There is a vast body of authority looking at aggregation in the context of different policy wordings and different factual matrices, but key principles include:
- A policy may contain express or implied aggregating wording.
- Cover by reference to a “cause” (for example for “claim or claims arising from one originating cause)” will be more widely construed than that based on an “event” or “occurrence”; an originating cause may even mean a state of affairs.
- For multiple losses to constitute one “event” or “occurrence” the courts will look at the connecting factors, often (but not always) within the “unities” framework adopted in Kuwait Airways Corp v Kuwait Insurance Co SAK (No. 1) [1996] 1 Lloyd’s Rep 664; are there unities of cause, locality, time and the intention or motive of any human agents?
- Where cover is for a series of “related” or “similar” acts, omissions, claims or events, there will still need to be a clear connection between the individual acts for them to be considered sufficiently related.
The Spire dispute
A dispute arose between Spire and its insurer (RSA) in relation to the interpretation of an aggregation clause in the context of medical negligence claims by over 750 former patients of a doctor employed at one of Spire’s hospitals.
The policy covered:
“The total amount payable … in respect of all damages costs and expenses arising out of all claims during any Period of Insurance consequent on or attributable to one source or original cause irrespective of the number of Persons Entitled to Indemnity having a claim under this Policy consequent on or attributable to that one source or original cause shall not exceed the Limit of Indemnity stated in the Schedule” (our emphasis)
RSA accepted that Spire was entitled to an indemnity, but the underlying claims arose because Spire’s doctor had performed some surgical procedures incorrectly or incompletely, and others entirely unnecessarily. RSA argued that all of the patient claims were consequent on or attributable to one source or original cause, namely the doctor’s conduct, whereas Spire argued that the claims should be split into two groups (with two separate £10m policy Limits).
The Court of Appeal's view (with judgment delivered by Lady Justice Andrews) is that all of the patient claims aggregated. As a “matter of ordinary language, and applying the principles applicable to aggregation clauses expressed in these wide terms”, the doctor’s conduct and disregard for his patients was a unifying factor in the history of the claims, irrespective of which patient group he was dealing with. The judge had erred at first instance in searching for what he termed a “single effective cause” for all of the patient claims, rather than to conduct the wide search for a unifying factor in the history of the claims that the authorities required him to carry out.
Comment
Andrews LJ observed that clauses using “original” or “originating” cause are standard policy wordings which “use a traditional and well-known formula to achieve the widest possible effect” (referring to Longmore LJ in AIG Europe Ltd v OC320301 LLP and others). Unless there is a “clear contextual distinction or other strong reason that suggests it would be inappropriate”, previous authority in relation to similar wording should be followed.
The negligence of one individual can be an “originating cause” for the purpose of an aggregation clause, even where the negligence takes different or multiple forms (as acknowledged by the Court in Cox v Bankside [1995] 2 Lloyd's Rep 437, albeit there the Court was faced with a different factual scenario, namely different individuals who made the same mistake). Andrews LJ commented in Spire that “there may be cases in which, on the facts, the behaviour of one individual will be too remote or too vague a concept to provide a meaningful explanation for the claims, but this is not one of them”.
The claims against Spire were based upon a pattern of deliberate (and dishonest) behaviour by one individual. We note that in the Baines v Dixon Coles decision (as considered in this article) the Court of Appeal held that a series of thefts by the same individual over a number of years did not have a sufficiently unifying factor. This may seem anomalous, but makes more sense when considering the different policy wordings.

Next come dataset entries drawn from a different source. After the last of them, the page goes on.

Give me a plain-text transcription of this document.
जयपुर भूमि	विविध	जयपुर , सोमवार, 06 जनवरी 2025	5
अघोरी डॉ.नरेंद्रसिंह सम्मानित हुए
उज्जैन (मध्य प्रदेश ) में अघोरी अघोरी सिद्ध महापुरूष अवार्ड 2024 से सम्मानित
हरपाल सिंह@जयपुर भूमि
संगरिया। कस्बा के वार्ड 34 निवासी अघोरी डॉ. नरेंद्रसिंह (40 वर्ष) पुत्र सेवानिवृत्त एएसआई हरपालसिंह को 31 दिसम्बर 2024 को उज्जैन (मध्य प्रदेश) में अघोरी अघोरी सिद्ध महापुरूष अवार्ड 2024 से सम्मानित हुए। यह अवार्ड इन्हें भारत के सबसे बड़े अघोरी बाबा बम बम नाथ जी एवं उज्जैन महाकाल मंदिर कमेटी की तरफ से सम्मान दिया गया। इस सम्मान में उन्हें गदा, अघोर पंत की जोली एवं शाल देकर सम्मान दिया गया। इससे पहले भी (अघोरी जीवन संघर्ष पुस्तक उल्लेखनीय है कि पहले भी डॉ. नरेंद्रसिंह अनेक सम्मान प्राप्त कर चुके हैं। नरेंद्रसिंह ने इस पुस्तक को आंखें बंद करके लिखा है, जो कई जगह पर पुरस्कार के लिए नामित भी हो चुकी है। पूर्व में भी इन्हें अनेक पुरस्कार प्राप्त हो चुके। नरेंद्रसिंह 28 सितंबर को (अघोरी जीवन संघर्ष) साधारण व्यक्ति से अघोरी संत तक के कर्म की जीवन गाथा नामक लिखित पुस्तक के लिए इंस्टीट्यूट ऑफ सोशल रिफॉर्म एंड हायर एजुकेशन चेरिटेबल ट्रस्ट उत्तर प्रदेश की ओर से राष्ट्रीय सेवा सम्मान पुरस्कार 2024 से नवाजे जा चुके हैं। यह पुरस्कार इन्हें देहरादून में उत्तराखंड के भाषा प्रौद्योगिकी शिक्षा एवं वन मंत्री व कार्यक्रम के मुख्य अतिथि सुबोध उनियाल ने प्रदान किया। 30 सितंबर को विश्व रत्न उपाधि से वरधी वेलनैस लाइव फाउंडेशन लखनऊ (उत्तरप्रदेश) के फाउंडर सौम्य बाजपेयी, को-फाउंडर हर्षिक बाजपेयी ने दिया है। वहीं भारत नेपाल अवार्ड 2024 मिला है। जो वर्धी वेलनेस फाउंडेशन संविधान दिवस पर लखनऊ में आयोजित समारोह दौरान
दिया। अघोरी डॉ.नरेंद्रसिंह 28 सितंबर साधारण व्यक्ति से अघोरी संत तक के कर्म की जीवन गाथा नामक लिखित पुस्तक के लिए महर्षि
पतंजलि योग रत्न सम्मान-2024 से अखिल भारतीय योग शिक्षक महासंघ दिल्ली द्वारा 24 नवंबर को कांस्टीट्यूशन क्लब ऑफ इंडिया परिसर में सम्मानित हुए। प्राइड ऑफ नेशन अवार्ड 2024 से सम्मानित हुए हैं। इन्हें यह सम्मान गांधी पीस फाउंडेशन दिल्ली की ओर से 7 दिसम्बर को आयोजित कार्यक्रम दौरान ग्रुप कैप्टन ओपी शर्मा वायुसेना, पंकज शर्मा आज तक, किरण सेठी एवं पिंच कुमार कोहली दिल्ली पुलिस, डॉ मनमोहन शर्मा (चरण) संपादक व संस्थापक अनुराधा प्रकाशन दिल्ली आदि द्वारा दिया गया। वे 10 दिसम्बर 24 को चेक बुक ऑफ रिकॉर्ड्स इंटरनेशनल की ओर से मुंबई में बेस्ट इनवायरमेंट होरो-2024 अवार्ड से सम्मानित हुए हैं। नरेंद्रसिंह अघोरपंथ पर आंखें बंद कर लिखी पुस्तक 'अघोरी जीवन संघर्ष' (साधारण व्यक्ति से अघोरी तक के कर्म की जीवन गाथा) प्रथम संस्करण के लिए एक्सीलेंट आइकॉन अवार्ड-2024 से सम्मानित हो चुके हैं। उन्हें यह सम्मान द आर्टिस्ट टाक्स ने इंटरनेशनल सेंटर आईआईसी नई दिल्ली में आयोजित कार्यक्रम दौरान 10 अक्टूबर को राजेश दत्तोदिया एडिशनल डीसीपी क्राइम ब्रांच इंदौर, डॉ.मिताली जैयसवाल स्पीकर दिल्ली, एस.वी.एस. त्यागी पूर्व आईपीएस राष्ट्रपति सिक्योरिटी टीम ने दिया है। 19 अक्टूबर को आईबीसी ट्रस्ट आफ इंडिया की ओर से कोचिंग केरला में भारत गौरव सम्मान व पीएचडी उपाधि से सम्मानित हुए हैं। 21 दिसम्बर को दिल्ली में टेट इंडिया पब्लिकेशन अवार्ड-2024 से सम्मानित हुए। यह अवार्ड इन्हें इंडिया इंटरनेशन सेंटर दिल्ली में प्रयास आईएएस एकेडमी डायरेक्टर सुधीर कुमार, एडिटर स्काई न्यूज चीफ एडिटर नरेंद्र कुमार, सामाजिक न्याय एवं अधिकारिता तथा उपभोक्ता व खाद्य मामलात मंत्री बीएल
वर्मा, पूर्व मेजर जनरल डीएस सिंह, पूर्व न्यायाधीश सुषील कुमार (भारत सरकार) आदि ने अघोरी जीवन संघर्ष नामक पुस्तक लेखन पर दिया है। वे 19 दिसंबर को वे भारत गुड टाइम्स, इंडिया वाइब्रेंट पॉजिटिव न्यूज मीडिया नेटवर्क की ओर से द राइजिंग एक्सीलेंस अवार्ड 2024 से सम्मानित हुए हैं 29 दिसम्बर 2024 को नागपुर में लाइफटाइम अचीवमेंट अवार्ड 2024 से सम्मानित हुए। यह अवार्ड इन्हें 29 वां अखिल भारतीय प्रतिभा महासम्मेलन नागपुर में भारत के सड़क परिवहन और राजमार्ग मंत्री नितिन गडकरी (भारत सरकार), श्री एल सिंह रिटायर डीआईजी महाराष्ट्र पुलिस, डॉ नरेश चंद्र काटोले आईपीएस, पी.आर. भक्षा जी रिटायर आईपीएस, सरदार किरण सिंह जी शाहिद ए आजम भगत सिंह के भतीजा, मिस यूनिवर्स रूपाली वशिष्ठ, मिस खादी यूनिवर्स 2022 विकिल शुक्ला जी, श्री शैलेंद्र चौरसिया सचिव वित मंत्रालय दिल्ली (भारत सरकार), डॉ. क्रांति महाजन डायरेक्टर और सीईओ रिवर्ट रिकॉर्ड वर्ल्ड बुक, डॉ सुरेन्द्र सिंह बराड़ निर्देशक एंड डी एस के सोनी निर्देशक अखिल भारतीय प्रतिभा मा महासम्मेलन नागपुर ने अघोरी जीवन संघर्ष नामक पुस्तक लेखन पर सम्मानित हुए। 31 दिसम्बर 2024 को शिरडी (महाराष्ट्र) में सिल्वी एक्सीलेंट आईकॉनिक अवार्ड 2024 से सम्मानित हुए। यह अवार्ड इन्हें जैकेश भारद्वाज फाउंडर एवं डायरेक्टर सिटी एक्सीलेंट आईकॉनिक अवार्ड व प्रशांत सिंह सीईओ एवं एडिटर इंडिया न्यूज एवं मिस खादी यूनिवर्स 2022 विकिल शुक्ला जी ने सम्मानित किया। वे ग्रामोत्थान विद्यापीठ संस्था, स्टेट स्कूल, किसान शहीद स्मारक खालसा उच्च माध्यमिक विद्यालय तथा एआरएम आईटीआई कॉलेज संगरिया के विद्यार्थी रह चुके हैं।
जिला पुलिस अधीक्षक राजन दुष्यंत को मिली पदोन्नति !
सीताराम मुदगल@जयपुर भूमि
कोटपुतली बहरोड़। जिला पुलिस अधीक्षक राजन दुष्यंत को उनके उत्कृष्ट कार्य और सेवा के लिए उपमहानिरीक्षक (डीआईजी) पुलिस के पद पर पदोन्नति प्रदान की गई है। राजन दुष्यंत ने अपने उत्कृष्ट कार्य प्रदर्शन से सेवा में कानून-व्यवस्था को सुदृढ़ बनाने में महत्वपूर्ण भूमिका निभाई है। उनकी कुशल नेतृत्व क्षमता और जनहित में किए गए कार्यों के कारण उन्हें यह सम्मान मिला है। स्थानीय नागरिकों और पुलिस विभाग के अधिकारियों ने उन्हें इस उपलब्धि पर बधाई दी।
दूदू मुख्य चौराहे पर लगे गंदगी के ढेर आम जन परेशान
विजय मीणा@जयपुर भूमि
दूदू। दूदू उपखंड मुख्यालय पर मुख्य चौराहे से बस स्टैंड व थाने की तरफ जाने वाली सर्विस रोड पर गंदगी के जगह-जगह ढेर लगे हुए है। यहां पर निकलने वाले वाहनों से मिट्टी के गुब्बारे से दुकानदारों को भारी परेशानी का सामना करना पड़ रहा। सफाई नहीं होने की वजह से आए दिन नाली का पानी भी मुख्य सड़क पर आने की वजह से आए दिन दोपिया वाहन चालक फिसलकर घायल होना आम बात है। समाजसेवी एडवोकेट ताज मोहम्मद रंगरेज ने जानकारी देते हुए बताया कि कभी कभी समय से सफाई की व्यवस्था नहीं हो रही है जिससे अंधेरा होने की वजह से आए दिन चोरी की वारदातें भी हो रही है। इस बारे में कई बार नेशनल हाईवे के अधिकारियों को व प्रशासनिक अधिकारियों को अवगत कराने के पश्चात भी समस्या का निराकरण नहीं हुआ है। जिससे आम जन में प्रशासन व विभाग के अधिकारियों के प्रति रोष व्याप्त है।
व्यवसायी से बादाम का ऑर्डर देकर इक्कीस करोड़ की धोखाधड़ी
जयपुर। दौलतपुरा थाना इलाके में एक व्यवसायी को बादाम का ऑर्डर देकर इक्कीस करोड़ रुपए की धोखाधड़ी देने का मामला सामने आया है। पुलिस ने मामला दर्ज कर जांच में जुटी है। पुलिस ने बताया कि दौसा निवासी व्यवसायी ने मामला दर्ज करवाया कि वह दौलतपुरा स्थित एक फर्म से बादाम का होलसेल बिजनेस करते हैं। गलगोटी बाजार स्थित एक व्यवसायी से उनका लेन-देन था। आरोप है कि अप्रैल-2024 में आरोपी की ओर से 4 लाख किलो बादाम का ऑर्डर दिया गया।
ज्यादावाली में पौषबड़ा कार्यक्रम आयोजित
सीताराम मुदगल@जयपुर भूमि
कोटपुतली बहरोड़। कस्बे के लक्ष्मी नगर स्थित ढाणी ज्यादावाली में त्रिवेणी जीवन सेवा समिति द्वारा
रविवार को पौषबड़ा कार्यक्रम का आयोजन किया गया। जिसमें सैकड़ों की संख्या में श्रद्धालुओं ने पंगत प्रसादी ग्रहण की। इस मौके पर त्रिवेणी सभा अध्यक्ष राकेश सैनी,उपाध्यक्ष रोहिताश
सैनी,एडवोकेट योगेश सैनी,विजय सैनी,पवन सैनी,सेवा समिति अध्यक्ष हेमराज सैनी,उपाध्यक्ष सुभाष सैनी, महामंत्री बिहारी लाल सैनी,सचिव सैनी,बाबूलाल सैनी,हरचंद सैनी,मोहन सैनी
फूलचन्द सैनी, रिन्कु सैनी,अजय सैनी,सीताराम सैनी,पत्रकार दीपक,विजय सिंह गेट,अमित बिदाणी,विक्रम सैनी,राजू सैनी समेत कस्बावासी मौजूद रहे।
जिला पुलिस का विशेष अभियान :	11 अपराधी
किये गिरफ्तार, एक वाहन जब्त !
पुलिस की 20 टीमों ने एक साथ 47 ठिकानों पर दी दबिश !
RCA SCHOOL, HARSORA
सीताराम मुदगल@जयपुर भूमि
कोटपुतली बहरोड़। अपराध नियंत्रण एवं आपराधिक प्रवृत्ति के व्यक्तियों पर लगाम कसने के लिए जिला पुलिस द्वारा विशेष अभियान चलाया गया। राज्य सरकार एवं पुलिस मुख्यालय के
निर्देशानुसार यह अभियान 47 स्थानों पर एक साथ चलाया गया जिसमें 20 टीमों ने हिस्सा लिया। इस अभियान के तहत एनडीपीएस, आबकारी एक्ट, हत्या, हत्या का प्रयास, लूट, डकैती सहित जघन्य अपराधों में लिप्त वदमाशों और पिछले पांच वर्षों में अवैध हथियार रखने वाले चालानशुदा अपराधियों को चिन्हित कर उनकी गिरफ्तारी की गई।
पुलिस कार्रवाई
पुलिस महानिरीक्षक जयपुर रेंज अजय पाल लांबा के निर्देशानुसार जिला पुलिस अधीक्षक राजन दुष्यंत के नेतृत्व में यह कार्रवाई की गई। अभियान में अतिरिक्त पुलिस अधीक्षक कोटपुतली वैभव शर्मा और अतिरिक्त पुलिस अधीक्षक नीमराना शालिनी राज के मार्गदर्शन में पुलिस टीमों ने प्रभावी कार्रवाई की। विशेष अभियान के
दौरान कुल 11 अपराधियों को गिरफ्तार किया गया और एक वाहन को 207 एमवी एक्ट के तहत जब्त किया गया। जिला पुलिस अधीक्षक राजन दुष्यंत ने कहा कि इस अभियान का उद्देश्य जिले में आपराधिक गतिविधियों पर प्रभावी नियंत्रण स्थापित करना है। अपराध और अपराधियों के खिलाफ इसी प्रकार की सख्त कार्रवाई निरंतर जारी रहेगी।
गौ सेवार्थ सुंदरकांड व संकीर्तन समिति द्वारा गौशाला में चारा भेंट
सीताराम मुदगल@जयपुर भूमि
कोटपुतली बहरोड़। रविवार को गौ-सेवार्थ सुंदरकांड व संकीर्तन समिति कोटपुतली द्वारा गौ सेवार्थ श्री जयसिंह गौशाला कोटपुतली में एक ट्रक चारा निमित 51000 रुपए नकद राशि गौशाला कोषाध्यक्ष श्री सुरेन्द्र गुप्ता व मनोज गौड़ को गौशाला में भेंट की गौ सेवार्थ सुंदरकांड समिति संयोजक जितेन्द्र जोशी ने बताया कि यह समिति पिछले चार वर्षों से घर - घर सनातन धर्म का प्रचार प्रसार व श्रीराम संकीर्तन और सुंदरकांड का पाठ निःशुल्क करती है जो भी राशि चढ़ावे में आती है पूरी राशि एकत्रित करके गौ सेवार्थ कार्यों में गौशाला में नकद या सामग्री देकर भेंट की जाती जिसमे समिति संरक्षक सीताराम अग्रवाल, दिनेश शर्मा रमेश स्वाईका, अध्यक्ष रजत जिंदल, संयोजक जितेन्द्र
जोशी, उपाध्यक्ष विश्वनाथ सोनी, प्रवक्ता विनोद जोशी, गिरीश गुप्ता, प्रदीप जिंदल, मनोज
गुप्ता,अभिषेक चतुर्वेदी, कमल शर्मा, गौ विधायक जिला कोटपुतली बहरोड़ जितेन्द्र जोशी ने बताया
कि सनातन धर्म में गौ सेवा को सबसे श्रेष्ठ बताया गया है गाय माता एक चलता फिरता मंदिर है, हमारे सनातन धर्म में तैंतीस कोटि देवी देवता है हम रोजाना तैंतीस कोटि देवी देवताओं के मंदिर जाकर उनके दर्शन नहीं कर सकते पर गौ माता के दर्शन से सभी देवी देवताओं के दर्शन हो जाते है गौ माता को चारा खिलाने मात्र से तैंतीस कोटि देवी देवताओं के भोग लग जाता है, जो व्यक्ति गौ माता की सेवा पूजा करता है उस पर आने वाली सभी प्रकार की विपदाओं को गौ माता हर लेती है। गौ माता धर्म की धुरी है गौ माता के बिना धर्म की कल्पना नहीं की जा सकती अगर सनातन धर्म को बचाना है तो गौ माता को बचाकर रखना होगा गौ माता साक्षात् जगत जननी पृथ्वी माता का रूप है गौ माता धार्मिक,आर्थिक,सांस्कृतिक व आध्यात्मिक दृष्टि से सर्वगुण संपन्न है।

The Dixon Coles cover was triggered by “one series of related” acts/omissions, rather than being “cause” based; it is well-established that “originating cause” type wordings are subject to the broadest possible interpretation. The Court in Dixon Coles referred back to Lord Hoffmann’s analysis in Lloyds TSB General Insurance Holdings Ltd v Lloyds Bank Group Insurance Co Ltd, in which he “pointed out that the nature of the act or event that the clause treated as a unifying factor depended on the precise choice of wording”.